Teaching The Boss

By: Mallory Crowe


And that was about the only thing they had in common. Between his love of partying and her love of curling up with a good book, the similar jobs and mutual attraction were the only things they had going for them. “How about you? I heard you switched restaurants.”

His eyes narrowed as his smile disappeared. “You’re here because you need a reservation.”

April’s mouth dropped. “N-no. Jessica and I—”

“Just happened to be having lunch at three thirty in the afternoon at a place that’s a half hour cab ride from the office. What is Hunt having you do now?”

“Nothing! Like I said, I was having lunch and wanted to say hi. And, you know, Sam happens to be flying back to the States tonight and, since you brought it up, I’m sure he’d love to unwind someplace with such a sterling reputation for great food and atmosphere.” She tried to put her most charming smile on, but Jonathan continued to glare down at her.

Flattery. This conversation definitely needed more flattery. “I heard that a Texas congressman stopped by and actually said the steak was the best he’d ever had. And that the model who scored the Armani campaign was actually considering suing because she ate so much.”

It was obvious he tried to keep his stern expression, but his mouth ticked up at the mention of the model. “No one’s called any lawyers.” The smirk reached both corners. “She just threatened to very loudly.”
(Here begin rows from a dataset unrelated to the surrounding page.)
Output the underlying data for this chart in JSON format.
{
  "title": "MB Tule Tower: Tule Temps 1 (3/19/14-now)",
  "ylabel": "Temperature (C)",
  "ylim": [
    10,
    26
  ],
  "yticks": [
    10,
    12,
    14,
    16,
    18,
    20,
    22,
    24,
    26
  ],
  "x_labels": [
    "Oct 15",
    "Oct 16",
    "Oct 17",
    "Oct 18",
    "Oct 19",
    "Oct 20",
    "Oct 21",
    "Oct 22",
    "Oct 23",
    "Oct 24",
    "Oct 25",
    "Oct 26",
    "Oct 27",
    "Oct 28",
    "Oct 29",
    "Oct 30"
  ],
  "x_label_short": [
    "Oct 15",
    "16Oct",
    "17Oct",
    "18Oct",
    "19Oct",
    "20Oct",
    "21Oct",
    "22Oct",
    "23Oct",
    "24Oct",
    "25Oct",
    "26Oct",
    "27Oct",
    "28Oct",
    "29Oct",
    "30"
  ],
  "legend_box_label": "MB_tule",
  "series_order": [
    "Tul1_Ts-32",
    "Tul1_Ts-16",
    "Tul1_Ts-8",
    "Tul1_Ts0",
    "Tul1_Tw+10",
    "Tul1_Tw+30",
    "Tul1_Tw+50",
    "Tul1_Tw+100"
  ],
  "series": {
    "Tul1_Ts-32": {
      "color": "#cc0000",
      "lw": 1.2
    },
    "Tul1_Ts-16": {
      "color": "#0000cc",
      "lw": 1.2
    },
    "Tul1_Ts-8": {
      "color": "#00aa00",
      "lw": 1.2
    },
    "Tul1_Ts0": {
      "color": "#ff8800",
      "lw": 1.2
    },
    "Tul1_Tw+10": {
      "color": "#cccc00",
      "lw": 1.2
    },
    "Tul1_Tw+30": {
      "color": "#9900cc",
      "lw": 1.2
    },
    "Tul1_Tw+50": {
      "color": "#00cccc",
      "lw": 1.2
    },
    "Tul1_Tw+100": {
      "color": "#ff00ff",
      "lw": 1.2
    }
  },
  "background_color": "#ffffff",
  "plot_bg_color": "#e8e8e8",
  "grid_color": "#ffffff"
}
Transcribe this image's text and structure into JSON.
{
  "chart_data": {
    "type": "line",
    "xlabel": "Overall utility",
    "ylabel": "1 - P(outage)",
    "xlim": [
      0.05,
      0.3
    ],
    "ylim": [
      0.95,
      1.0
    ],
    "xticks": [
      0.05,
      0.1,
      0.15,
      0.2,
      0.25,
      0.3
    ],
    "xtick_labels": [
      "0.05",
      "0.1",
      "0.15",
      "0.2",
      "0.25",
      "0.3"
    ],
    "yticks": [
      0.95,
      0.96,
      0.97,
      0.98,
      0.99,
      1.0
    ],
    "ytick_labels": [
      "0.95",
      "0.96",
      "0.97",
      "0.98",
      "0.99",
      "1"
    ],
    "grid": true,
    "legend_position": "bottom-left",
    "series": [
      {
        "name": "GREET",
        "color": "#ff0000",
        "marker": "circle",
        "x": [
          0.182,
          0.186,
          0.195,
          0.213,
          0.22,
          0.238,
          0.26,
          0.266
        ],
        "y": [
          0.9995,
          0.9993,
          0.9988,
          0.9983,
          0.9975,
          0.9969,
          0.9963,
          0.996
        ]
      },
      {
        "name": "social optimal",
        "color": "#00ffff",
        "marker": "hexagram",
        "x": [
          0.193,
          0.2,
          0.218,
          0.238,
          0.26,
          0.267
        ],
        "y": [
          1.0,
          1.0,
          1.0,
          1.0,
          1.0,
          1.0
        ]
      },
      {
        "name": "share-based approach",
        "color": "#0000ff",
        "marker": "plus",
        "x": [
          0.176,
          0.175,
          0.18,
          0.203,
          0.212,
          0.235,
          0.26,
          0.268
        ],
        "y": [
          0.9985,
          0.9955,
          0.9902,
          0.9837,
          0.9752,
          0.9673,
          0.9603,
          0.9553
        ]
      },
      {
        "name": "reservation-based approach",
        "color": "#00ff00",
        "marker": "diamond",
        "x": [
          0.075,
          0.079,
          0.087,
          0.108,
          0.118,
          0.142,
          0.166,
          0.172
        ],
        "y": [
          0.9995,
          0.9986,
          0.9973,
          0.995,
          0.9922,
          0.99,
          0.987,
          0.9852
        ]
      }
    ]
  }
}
April laughed at the images of a tiny sixteen-year-old raising hell in a gourmet kitchen that flashed through her mind. “So, help a girl out? Please?”

He sighed and took a sip of his coffee that probably had three shots’ worth of espresso buried under layers of sugar and cream. “So you’re still Hunt’s lapdog?”

“I’m his assistant. Lapdog is in the job description.”

“Being good at your job is one thing. But being obsessed with a man who is only thinking about the next party or girl he’s going to bang isn’t healthy.”

April tightened her lips. Jonathan never saw Sam as anything more than a playboy, and it had been one of their constant points of contention. He didn’t see the hours of hard work and dedication Sam put into his company, so the more she defended him to Jonathan, the more upset he would get. “I’m not obsessed with anyone. He can bang whoever he wants and it’s none of my business. It is my business to make sure he has a damn good dinner before the banging commences.”

In truth, there might’ve been a time she was infatuated with Sam, but that was long behind her. Sure, she laughed at all his jokes no matter how corny, and every touch still sent a tingle through her, but that was the price of working with an attractive man.

“April, you can’t come to me whenever you need a last-minute reservation. Especially not for that douche.”

She hung her head; defeat set in. What restaurant could she possibly get last-minute reservations for that would impress Sam’s new girlfriend? Inspiration struck her like lightning. “You can leak it.”

He took another drink. “Hunt eats locally all the time. There’s no story there.”

“He has a new French girlfriend. She’s a twenty-one-year-old model, so she’s already aging out of the industry. I’m sure she’d love the attention.” Probably love the attention. April knew nothing about Oksana, aside from how amazing she looked in a bikini thanks to a quick internet search. “Good press for her, good press for La Plaque. It’s a win-win.”

“If he finds out that you had a part in the press crashing his dinner, you might get into a lot of trouble.”

April snorted. “Please. It would take a lot more than that to get me fired. So, reservations for eight thirty?”

Jonathan looked her up and down. “Well played, April. You let me know if his plane gets delayed. I’ll make sure they get a premium table by lots of windows.”

She was sure her grin went from ear to ear. She’d scored Sam a reservation to one of the hottest restaurants in town. This was going to be a good week.



April took one more glance around Sam’s office. He should be there any moment, and she wanted everything set up perfectly. The cleaning crew made sure the second monitor on the handcrafted mahogany desk was wiped down. Three different colored pens and highlighters sat on the left side of where his laptop would go, and one lone pencil on the right.